Ciavarelli wants to do more than just press charges against her abuser. She wants to change the law.

She is currently working to write Love’s Law, a bill which would add an additional criminal charge against someone who assaults a pregnant person, regardless of whether the assailant knows about the pregnancy, even if no injury comes to the unborn infant.

It all started with Kaylee Ciavarelli’s Grandma Dola.

Ciavarelli said she is applying for 501(c)3 status for her organization, Love’s Law to Protect Unborn Victims of Violence, which will sponsor Love’s Law upon achieving nonprofit status, as well as provide a resource to pregnant domestic abuse survivors.
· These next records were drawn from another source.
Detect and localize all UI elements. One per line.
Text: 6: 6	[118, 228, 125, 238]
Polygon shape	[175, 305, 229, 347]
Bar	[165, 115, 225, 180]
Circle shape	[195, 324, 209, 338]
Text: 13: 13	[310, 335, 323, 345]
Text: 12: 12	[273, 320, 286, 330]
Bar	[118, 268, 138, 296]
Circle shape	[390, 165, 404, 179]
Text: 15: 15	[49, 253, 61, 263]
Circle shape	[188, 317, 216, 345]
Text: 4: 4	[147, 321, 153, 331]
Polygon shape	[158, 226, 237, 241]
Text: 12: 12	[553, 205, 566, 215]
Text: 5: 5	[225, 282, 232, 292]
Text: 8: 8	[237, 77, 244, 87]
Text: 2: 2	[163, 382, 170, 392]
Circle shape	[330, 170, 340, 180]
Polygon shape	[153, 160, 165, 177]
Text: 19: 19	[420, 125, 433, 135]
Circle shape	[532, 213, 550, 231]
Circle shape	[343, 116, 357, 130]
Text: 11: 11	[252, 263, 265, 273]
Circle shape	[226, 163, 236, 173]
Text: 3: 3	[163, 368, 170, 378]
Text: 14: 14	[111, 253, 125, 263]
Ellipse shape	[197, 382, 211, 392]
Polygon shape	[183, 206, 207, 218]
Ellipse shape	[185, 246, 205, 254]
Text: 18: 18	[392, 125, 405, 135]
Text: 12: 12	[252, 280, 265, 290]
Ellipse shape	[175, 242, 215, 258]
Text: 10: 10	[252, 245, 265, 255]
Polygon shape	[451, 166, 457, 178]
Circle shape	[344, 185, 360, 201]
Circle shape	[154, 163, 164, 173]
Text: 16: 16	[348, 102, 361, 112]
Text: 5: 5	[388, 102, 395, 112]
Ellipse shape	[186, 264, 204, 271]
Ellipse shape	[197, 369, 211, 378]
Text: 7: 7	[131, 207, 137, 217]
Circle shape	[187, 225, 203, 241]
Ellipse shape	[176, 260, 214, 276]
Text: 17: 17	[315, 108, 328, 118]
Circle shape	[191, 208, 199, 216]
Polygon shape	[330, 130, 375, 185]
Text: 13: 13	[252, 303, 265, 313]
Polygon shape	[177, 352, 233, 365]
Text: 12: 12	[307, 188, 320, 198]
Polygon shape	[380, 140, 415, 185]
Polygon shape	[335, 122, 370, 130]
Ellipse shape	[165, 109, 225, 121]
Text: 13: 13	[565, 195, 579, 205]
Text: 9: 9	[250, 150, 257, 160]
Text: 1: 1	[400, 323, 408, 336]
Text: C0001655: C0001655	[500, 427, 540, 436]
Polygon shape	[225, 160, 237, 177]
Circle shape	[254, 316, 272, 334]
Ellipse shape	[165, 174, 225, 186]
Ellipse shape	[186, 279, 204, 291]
Another charitable project of Ciavarelli’s, “Dola Dolls: To Love Through Dementia”, which sends baby dolls to nursing homes for dementia patients, will be housed under the same nonprofit.






Dola Dolls

Kaylee Ciavarelli, founder of Dola Dolls to Love through Dementia, holds a doll to be donated.




Ciavarelli said she currently speaks at events for Crisis Intervention, at Agapé Christian Family Church, and to anybody else who may need to hear her story, and works to empower other women. 

In an effort to raise awareness and money for her organization, Ciavarelli is hosting a public fundraiser at 6 p.m. on Tuesday, Feb. 15 at Mason City Brewing. She and her friend Angelina Perez, who works with United Way of North Central Iowa, will be available to chat with anyone who might have questions about becoming involved in the cause, or who might need assistance of their own.

Ciavarelli remembers the help she was given after her abuse.

“When things went down (the assault), people in the community put boxes of diapers on the porch, wipes…money in my mailbox,” she said. “People took care of us, and I don’t even know who most of them are.” 

Since then, Ciavarelli has spent a lot of time volunteering in the community and with church activities. “If you go out in the community and help, it comes back to you,” she said.

Eventually, she’d also like to start speaking at schools, encouraging young people to use their voices to make change.

“If you want to make change, you have to just do it,” is her motto, and she hopes to inspire others to take those words to heart.